La Comisión Estatal de Aguas (CEA) recibe en promedio 70 reportes diarios por fugas de agua en la zona metropolitana de Querétaro, lo que evidencia el deterioro de la infraestructura hidráulica. El problema ha generado cuestionamientos sobre la gestión del servicio en un estado gobernado por el PAN.
La crisis en el sistema de agua potable en Querétaro volvió a quedar en evidencia luego de que se informara que la Comisión Estatal de Aguas (CEA) recibe alrededor de 70 reportes de fugas de agua cada día en la zona metropolitana.
La cifra refleja la magnitud del deterioro en la red hidráulica, donde miles de litros de agua se pierden diariamente debido a fallas en tuberías, conexiones dañadas y falta de mantenimiento en la infraestructura.
Especialistas en gestión hídrica han advertido que este tipo de pérdidas no solo representa un desperdicio de un recurso cada vez más escaso, sino también una señal clara de que la infraestructura requiere inversión y mantenimiento constante.
En una región donde el estrés hídrico es un problema creciente, la pérdida de agua por fugas agrava la presión sobre el sistema de abastecimiento y afecta directamente a colonias que ya enfrentan problemas de suministro.
Ciudadanos han señalado que muchas de estas fugas permanecen durante días o incluso semanas antes de ser reparadas, lo que incrementa la pérdida de agua y genera inconformidad entre los usuarios.

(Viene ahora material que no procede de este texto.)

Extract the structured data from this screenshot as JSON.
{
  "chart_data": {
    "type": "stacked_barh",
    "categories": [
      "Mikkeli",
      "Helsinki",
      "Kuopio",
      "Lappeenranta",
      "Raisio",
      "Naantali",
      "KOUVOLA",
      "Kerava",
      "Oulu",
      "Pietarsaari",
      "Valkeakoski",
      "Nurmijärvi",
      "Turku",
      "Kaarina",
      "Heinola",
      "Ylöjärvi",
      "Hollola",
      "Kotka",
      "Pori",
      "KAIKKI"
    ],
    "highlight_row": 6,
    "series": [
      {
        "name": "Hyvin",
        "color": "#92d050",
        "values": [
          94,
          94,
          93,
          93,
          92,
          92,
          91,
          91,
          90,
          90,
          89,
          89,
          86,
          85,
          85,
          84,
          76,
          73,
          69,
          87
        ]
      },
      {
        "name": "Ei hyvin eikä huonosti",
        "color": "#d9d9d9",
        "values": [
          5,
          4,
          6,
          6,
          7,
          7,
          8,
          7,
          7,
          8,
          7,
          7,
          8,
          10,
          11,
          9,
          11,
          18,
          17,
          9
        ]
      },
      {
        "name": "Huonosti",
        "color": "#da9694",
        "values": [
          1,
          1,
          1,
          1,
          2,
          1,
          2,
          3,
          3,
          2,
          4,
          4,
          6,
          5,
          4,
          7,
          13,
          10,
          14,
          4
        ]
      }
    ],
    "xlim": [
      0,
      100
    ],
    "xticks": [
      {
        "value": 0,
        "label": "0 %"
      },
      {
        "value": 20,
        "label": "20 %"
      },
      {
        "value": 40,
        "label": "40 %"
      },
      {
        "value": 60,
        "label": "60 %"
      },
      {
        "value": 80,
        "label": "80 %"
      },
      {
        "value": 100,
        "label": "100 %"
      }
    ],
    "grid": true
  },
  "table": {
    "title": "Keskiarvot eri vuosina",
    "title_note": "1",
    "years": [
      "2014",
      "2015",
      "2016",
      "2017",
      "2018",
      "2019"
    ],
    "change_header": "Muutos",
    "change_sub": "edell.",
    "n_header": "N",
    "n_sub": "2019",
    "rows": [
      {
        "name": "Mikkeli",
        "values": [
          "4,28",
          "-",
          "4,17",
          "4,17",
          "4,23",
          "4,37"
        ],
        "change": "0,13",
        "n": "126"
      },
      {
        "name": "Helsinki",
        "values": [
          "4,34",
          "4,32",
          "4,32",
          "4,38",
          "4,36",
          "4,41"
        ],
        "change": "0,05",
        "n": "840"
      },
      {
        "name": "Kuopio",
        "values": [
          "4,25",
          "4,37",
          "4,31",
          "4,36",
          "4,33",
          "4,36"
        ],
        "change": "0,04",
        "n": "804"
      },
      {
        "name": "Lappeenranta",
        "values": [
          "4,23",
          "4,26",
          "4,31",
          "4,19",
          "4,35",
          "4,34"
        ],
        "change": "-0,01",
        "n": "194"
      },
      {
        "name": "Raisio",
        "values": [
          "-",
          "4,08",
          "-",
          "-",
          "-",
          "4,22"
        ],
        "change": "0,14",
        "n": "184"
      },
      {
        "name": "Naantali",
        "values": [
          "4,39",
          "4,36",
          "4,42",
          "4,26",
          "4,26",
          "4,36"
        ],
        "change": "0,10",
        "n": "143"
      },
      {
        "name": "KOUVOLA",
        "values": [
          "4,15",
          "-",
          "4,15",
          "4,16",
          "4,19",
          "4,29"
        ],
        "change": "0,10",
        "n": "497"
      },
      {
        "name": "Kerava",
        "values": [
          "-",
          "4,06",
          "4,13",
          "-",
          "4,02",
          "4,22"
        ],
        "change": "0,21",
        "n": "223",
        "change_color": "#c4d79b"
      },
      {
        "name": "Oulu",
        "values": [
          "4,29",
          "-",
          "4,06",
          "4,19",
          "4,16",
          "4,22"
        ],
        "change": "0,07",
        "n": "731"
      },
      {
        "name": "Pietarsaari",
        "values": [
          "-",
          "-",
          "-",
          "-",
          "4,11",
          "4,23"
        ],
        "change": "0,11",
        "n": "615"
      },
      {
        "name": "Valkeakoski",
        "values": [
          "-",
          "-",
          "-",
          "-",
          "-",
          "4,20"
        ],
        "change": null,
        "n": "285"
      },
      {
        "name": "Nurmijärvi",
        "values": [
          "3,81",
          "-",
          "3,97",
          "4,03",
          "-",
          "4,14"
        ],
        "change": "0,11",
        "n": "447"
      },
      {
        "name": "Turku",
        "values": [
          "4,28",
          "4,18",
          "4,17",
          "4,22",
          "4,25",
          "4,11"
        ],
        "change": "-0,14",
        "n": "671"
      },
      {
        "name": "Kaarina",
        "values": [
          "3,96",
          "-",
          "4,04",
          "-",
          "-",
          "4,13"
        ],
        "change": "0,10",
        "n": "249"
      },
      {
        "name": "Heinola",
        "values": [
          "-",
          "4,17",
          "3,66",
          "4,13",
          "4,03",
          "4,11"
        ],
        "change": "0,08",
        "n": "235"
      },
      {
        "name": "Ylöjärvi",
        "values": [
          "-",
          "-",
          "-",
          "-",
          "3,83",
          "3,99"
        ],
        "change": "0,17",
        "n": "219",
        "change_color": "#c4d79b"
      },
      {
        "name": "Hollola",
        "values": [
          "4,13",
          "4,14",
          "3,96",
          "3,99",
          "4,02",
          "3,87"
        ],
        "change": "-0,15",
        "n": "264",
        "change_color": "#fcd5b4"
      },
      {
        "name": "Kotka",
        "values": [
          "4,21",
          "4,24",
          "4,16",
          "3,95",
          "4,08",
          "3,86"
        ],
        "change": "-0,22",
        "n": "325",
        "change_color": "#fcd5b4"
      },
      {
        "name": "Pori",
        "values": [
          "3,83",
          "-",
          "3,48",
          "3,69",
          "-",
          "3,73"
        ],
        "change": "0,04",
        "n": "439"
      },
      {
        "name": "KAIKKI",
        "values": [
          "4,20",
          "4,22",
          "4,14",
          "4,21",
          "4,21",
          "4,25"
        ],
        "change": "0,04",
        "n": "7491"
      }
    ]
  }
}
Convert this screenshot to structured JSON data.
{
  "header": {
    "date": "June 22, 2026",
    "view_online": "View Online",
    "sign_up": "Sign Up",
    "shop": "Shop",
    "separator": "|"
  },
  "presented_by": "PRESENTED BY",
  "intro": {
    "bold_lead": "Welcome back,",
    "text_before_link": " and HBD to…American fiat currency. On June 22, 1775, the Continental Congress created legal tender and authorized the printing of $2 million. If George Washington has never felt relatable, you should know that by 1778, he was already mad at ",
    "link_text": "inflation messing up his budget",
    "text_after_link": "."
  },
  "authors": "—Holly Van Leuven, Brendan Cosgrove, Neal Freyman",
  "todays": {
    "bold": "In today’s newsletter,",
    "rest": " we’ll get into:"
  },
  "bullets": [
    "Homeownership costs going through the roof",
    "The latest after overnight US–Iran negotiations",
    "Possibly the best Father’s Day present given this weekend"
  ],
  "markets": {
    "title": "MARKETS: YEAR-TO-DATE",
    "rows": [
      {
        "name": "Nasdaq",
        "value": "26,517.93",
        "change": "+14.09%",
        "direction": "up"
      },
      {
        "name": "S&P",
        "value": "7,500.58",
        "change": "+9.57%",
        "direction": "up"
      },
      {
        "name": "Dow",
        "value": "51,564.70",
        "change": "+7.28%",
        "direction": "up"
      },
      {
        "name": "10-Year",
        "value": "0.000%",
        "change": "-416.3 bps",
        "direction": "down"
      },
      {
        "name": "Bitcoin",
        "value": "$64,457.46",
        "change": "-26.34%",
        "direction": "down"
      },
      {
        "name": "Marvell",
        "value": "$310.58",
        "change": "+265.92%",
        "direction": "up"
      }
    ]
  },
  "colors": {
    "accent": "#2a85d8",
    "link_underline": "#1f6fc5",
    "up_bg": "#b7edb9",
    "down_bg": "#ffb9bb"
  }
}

La situación ha abierto cuestionamientos sobre la gestión del agua en Querétaro, donde gobiernos del PAN han presumido durante años eficiencia administrativa, mientras la red hidráulica muestra signos claros de desgaste.
Para expertos, el aumento de reportes diarios evidencia que el problema no es aislado, sino estructural, y exige una estrategia integral para modernizar la infraestructura y evitar que la crisis hídrica continúe profundizándose.